Even with such a high-powered team in place, Snively says, "we very closely participated in and controlled this litigation." Snively himself communicated daily with Monsanto's general counsel, R. William Ide III, whom he says "was intensely involved in the preparation and strategic decisions." In average cases, Lynch says, "in-house legal departments are not as involved. But when the larger, more important intellectual property cases go to trial, there is more attention by the higher echelons of corporate management," he says. It's a "bet-the-company" case, explains Sayler, and "corporate pride" is at stake.

Preparing for trial, "we take the scientists to the counsel and the counsel to the scientist," Snively says. "We show them how we physically split a gene." In teaching the outside lawyers about the technology, the trial strategy was developed: Monsanto believed that the Mycogen patents were invalid and that Monsanto had been the first to invent the disputed technology, Snively says. Monsanto also contended, says Lynch, that it "had empowered the industry with its own technology."

For the trial itself, Monsanto leased a floor of a building near the Wilmington courthouse and created an on-site temporary law firm. Documents were brought in; the team was assembled; standardized presentation software was used by all, says Snively.

The trial featured Monsanto's witnesses describing the development of the company's technology from its inception.

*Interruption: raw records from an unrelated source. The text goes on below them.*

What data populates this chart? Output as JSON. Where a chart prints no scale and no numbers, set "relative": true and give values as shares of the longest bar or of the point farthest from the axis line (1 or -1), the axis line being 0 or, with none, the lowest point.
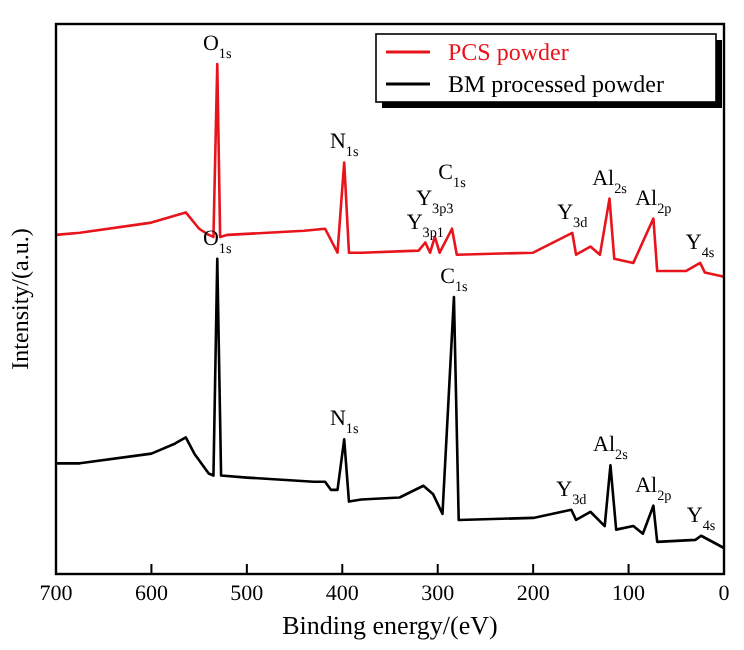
{
  "chart_data": {
    "type": "line",
    "relative": true,
    "xlabel": "Binding energy/(eV)",
    "ylabel": "Intensity/(a.u.)",
    "xlim": [
      700,
      0
    ],
    "xticks": [
      700,
      600,
      500,
      400,
      300,
      200,
      100,
      0
    ],
    "legend": "top right",
    "grid": false,
    "marker": "none",
    "line_style": "solid",
    "series": [
      {
        "name": "PCS powder",
        "color": "#e8141c",
        "x": [
          700,
          675,
          600,
          564,
          550,
          540,
          535,
          531,
          528,
          520,
          440,
          418,
          405,
          398,
          393,
          380,
          320,
          313,
          308,
          303,
          298,
          285,
          280,
          200,
          159,
          155,
          140,
          130,
          120,
          115,
          95,
          74,
          70,
          40,
          25,
          20,
          0
        ],
        "values": [
          0.665,
          0.669,
          0.689,
          0.709,
          0.677,
          0.665,
          0.661,
          1,
          0.661,
          0.665,
          0.673,
          0.677,
          0.63,
          0.807,
          0.63,
          0.63,
          0.634,
          0.65,
          0.63,
          0.661,
          0.63,
          0.677,
          0.626,
          0.63,
          0.669,
          0.626,
          0.642,
          0.626,
          0.736,
          0.618,
          0.61,
          0.697,
          0.594,
          0.594,
          0.61,
          0.591,
          0.583
        ]
      },
      {
        "name": "BM  processed powder",
        "color": "#000000",
        "x": [
          700,
          675,
          600,
          575,
          564,
          555,
          540,
          535,
          531,
          527,
          500,
          430,
          418,
          412,
          405,
          398,
          393,
          380,
          340,
          315,
          305,
          295,
          283,
          278,
          200,
          160,
          155,
          140,
          125,
          119,
          113,
          95,
          85,
          74,
          70,
          30,
          24,
          0
        ],
        "values": [
          0.217,
          0.217,
          0.236,
          0.256,
          0.268,
          0.236,
          0.197,
          0.193,
          0.618,
          0.193,
          0.189,
          0.181,
          0.181,
          0.165,
          0.165,
          0.264,
          0.142,
          0.146,
          0.15,
          0.173,
          0.157,
          0.118,
          0.543,
          0.106,
          0.11,
          0.126,
          0.106,
          0.122,
          0.094,
          0.213,
          0.087,
          0.094,
          0.079,
          0.134,
          0.063,
          0.067,
          0.075,
          0.051
        ]
      }
    ],
    "annotations": [
      {
        "text": "O$_{1s}$",
        "x": 531,
        "y": 1
      },
      {
        "text": "N$_{1s}$",
        "x": 398,
        "y": 0.807
      },
      {
        "text": "Y$_{3p1}$",
        "x": 313,
        "y": 0.65
      },
      {
        "text": "Y$_{3p3}$",
        "x": 303,
        "y": 0.661
      },
      {
        "text": "C$_{1s}$",
        "x": 285,
        "y": 0.677
      },
      {
        "text": "Y$_{3d}$",
        "x": 159,
        "y": 0.669
      },
      {
        "text": "Al$_{2s}$",
        "x": 120,
        "y": 0.736
      },
      {
        "text": "Al$_{2p}$",
        "x": 74,
        "y": 0.697
      },
      {
        "text": "Y$_{4s}$",
        "x": 25,
        "y": 0.61
      },
      {
        "text": "O$_{1s}$",
        "x": 531,
        "y": 0.618
      },
      {
        "text": "N$_{1s}$",
        "x": 398,
        "y": 0.264
      },
      {
        "text": "C$_{1s}$",
        "x": 283,
        "y": 0.543
      },
      {
        "text": "Y$_{3d}$",
        "x": 160,
        "y": 0.126
      },
      {
        "text": "Al$_{2s}$",
        "x": 119,
        "y": 0.213
      },
      {
        "text": "Al$_{2p}$",
        "x": 74,
        "y": 0.134
      },
      {
        "text": "Y$_{4s}$",
        "x": 24,
        "y": 0.075
      }
    ]
  }
}
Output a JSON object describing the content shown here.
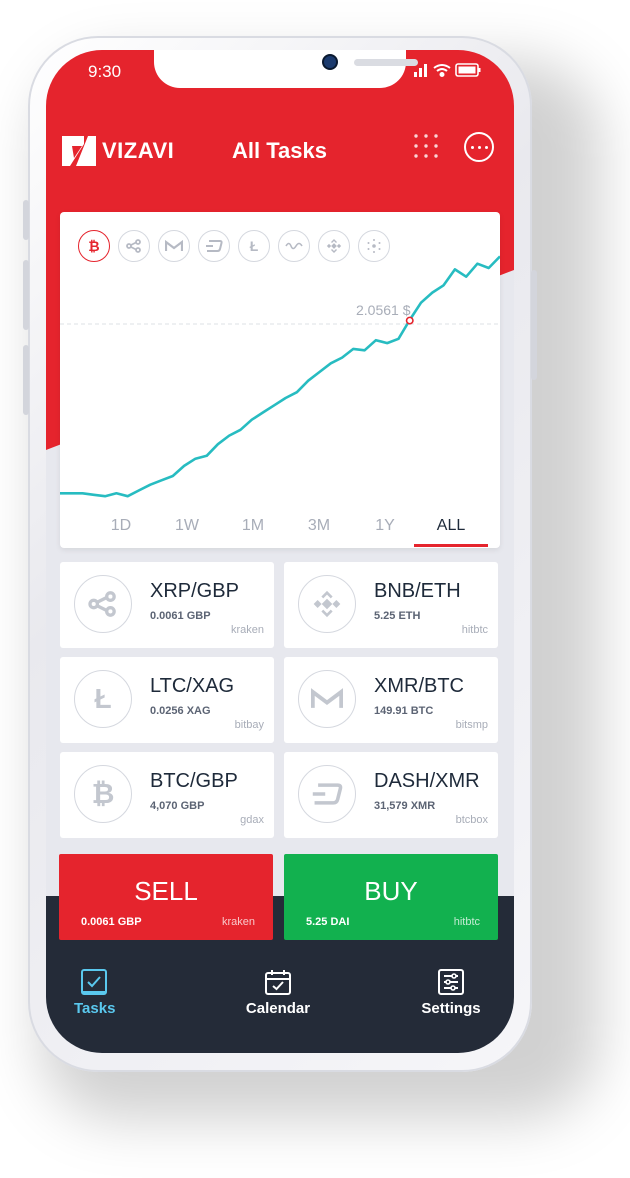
{
  "status": {
    "time": "9:30"
  },
  "header": {
    "brand": "VIZAVI",
    "title": "All Tasks"
  },
  "chart": {
    "coins": [
      "bitcoin",
      "ripple",
      "monero",
      "dash",
      "litecoin",
      "nano",
      "binance",
      "cardano"
    ],
    "active_coin": "bitcoin",
    "price_label": "2.0561 $",
    "ranges": [
      "1D",
      "1W",
      "1M",
      "3M",
      "1Y",
      "ALL"
    ],
    "active_range": "ALL"
  },
  "chart_data": {
    "type": "line",
    "series": [
      {
        "values": [
          0.86,
          0.86,
          0.86,
          0.85,
          0.84,
          0.86,
          0.84,
          0.88,
          0.92,
          0.95,
          0.98,
          1.05,
          1.1,
          1.12,
          1.2,
          1.26,
          1.3,
          1.37,
          1.42,
          1.47,
          1.52,
          1.56,
          1.64,
          1.7,
          1.76,
          1.8,
          1.86,
          1.85,
          1.92,
          1.9,
          1.93,
          2.06,
          2.18,
          2.25,
          2.3,
          2.41,
          2.36,
          2.45,
          2.42,
          2.5
        ]
      }
    ],
    "marker_value": 2.0561
  },
  "pairs": [
    {
      "name": "XRP/GBP",
      "amount": "0.0061 GBP",
      "exchange": "kraken",
      "icon": "ripple-icon"
    },
    {
      "name": "BNB/ETH",
      "amount": "5.25 ETH",
      "exchange": "hitbtc",
      "icon": "binance-icon"
    },
    {
      "name": "LTC/XAG",
      "amount": "0.0256 XAG",
      "exchange": "bitbay",
      "icon": "litecoin-icon"
    },
    {
      "name": "XMR/BTC",
      "amount": "149.91 BTC",
      "exchange": "bitsmp",
      "icon": "monero-icon"
    },
    {
      "name": "BTC/GBP",
      "amount": "4,070 GBP",
      "exchange": "gdax",
      "icon": "bitcoin-icon"
    },
    {
      "name": "DASH/XMR",
      "amount": "31,579 XMR",
      "exchange": "btcbox",
      "icon": "dash-icon"
    }
  ],
  "trade": {
    "sell": {
      "label": "SELL",
      "amount": "0.0061 GBP",
      "exchange": "kraken",
      "color": "#e5242d"
    },
    "buy": {
      "label": "BUY",
      "amount": "5.25 DAI",
      "exchange": "hitbtc",
      "color": "#12b14f"
    }
  },
  "nav": {
    "items": [
      {
        "label": "Tasks",
        "icon": "tasks-icon",
        "active": true
      },
      {
        "label": "Calendar",
        "icon": "calendar-icon",
        "active": false
      },
      {
        "label": "Settings",
        "icon": "settings-icon",
        "active": false
      }
    ]
  },
  "colors": {
    "brand_red": "#e5242d",
    "chart_line": "#27bcc1",
    "nav_dark": "#242b38",
    "accent_blue": "#5ac8ee"
  }
}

The lawyers produced internal records that documented every step of the Monsanto process. Mycogen had far fewer documents on the development of its patented technology, Lynch says. The contrast, he believes, crippled Mycogen's claims.

In February 1998 a Delaware jury not only found no infringement, but also ruled the Mycogen patents invalid.

A few weeks after this victory, Snively says, the company threw a party in St. Louis, where the attorneys and scientists "got together and recounted war stories" and received mock awards for their trial exploits. But the celebration didn't last long. Posttrial motions were made in the case and are still pending. And The Seed War rages elsewhere. Snively has been busy in cases around country both defending and attacking. Last year, overseeing trials meant he spent many more than 100 days away from Monsanto's St. Louis headquarters.

Chevron's and Dresser's joy was unmitigated. Chevron actually threw two parties, one right after the verdict, lunch atop San Francisco's tallest structure, the Bank of America building; and another during the summer at an executive's home in Marin County after the court entered the final decision denying the plaintiffs' posttrial motions. Says Dresser's Ables, who retired in early 1999 from the company (which in late 1998 was merged with Dallas-based Halliburton, Company): "Sometimes justice is hard to come by in this country, especially in civil litigation. But with good counsel and perseverance, you can make the system work."

Bartlit Beck, by the way, received a premium for the Dresser win; Bensinger declined to say just how much. As for Cornelison, there were no promotions. He says, "It's what I get paid to do."